APLE’s founders also argue that support for sex workers and decriminalization does not constitute a blanket support for the industry itself.

“APLE acknowledges the evil that is inherent in some forms of sex work and supports the efforts of others to aid those impacted by those harms,” says Vessels, “We also support the rights of adult sex workers to work and have autonomy over their work.”

The tower, the streets

Many anti-trafficking groups take an anti-prostitution stance and even those who are neutral on the issue are persuaded to pick a stance based on eligibility for funding. The Bush administration in 2003 introduced a policy that required all anti-trafficking and HIV/AIDS organizations to sign an Anti Prostitution Loyalty Oath, a mandatory pledge against commercial sex work, in order to receive federal funding. Non-government organizations applying for funding must declare themselves in opposition to prostitution and sex trafficking (but not any other kind of trafficking). Initially, the pledge only applied to overseas NGOs but in 2005 was expanded to cover U.S-based organizations as well.

Ryan says that APLE has worked with a variety of academics on the issue.
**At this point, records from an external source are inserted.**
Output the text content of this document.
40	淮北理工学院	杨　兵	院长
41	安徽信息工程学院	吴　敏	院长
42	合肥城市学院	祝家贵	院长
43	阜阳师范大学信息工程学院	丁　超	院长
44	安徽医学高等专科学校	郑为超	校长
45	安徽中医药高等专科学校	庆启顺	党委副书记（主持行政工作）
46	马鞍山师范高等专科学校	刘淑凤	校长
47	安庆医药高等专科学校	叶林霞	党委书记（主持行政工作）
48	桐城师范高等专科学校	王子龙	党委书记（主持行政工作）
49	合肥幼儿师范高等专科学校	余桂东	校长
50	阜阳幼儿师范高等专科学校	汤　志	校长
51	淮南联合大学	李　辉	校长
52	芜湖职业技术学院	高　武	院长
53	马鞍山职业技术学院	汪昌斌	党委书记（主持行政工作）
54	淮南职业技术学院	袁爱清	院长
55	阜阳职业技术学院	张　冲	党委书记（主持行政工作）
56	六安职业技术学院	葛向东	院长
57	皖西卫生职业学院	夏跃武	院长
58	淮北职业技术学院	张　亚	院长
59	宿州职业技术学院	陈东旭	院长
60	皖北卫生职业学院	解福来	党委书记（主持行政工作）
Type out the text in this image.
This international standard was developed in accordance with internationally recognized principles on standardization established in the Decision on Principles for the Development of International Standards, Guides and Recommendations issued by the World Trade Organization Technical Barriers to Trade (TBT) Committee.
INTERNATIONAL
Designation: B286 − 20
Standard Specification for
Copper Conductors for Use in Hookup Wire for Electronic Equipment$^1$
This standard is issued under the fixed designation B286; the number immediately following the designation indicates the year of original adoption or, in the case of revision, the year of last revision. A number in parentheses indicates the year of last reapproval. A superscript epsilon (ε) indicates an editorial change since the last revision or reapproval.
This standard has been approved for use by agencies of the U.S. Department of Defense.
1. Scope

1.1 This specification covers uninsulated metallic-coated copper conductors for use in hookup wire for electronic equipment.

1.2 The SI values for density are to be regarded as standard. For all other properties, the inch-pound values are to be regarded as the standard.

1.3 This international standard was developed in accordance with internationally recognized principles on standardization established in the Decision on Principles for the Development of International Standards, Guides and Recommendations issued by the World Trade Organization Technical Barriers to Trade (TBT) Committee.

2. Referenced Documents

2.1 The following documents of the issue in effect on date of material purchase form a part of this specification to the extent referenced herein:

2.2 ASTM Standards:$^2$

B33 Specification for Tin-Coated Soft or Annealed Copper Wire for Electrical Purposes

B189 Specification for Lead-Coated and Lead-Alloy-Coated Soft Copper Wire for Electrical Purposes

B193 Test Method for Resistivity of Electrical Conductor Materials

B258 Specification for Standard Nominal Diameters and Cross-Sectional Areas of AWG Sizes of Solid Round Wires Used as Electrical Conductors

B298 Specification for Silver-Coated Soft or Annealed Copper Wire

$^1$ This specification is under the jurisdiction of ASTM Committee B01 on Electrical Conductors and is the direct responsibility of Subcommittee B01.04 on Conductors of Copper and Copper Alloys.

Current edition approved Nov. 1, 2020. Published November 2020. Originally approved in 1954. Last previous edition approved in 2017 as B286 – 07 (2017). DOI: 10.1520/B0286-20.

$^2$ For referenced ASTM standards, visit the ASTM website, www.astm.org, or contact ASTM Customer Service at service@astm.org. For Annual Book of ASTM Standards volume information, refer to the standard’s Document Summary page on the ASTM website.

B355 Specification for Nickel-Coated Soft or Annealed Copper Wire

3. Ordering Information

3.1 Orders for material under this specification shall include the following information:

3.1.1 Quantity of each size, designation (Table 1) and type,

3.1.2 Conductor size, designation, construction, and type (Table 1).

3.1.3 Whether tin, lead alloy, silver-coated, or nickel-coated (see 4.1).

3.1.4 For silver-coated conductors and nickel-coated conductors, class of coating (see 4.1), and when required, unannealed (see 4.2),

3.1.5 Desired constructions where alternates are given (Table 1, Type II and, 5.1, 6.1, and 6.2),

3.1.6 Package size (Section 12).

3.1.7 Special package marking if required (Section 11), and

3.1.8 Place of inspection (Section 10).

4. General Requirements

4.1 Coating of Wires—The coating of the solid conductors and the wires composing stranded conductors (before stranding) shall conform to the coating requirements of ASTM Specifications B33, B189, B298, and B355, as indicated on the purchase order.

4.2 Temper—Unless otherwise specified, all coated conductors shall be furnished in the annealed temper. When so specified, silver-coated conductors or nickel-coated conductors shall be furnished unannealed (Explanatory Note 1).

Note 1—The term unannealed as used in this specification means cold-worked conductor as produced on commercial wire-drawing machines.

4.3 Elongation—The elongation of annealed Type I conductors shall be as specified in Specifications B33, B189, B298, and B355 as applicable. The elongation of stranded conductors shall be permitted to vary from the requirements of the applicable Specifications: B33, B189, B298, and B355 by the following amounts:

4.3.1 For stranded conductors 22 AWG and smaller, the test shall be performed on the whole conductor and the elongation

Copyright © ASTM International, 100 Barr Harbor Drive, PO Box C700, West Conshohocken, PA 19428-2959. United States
APLE “is not aware of any academic in Hawaii who does not share our views,” she says.

But Xian says she prefers to go straight to the source.

“We are working with the actual victims,” she sayd. “I take with a big grain of salt anything any academic has to say about this because I have never seen an academic out on the streets of Waikiki or downtown.”

Finding common ground between the two groups remains problematic.

“I would like to see all of the organizations who are involved in any way with sex workers [have a] dialogue about the issues without all of the shouting that usually goes on,” says Vessels.